The House will vote this week on a bill to repeal the increase.  This would be a bad idea for several reasons:

  • Repeal would largely benefit high-income taxpayers.  Higher-income taxpayers receive the greatest benefit from income tax deductions because they face the highest marginal tax rates.  If lawmakers reduce the threshold for the medical expense deduction to 7.5 percent of AGI, taxpayers with incomes over $100,000 would receive almost two-thirds of the tax cuts, according to Congress’s Joint Committee on Taxation.  Low-income seniors would reap little or no benefit, since most of their income comes from Social Security, which is largely untaxed.

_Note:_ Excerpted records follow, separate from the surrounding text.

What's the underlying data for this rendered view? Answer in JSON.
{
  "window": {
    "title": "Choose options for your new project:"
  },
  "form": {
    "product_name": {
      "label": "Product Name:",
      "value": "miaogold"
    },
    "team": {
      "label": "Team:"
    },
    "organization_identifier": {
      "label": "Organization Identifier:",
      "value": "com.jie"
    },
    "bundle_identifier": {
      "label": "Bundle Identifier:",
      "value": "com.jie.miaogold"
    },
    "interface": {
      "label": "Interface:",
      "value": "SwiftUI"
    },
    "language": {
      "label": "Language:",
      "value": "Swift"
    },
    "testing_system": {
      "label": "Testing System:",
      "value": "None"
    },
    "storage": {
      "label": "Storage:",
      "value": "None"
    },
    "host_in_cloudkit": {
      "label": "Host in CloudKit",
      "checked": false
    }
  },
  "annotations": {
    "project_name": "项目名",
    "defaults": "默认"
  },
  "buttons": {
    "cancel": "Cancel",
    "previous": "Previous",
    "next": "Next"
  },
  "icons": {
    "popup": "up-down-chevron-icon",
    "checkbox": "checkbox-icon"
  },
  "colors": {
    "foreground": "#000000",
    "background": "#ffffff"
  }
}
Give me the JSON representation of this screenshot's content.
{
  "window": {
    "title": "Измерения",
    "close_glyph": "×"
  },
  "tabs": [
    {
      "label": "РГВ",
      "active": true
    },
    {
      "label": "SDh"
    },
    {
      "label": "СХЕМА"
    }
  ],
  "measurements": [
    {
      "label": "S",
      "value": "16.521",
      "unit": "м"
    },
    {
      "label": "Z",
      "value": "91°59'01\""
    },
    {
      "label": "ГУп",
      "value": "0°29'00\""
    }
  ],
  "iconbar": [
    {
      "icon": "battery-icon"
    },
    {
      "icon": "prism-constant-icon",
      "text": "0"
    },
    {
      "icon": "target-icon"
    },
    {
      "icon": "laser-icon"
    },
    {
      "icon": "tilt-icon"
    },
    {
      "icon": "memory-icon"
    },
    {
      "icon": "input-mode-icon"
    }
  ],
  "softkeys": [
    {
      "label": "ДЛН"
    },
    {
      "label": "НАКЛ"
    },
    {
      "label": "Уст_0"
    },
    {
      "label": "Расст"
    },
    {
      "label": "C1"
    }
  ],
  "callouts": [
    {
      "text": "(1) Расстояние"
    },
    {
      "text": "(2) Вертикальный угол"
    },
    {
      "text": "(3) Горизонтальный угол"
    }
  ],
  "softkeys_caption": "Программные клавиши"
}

  • Repeal would further undermine health reform’s revenue-raising provisions.  Congress has already delayed the medical device tax, the health insurance tax, and the excise tax on high-cost health plans (the so-called “Cadillac tax”).  Repealing the increase in the medical expense deduction threshold would encourage efforts to scale back still other revenue provisions of health reform. 
  • Repeal would cost almost $33 billion over ten years.  The bill doesn’t offset that cost and would therefore add to the deficit.  Even if policymakers enacted measures to offset the cost, the burden of the offset would likely fall on people who have lower incomes than those who would benefit from repeal.
  • Other changes have much higher priority.  For example, improving the Medicare Savings Programs, which help low-income beneficiaries pay their premiums and cost sharing, would be a far better way of protecting vulnerable seniors against high health care costs.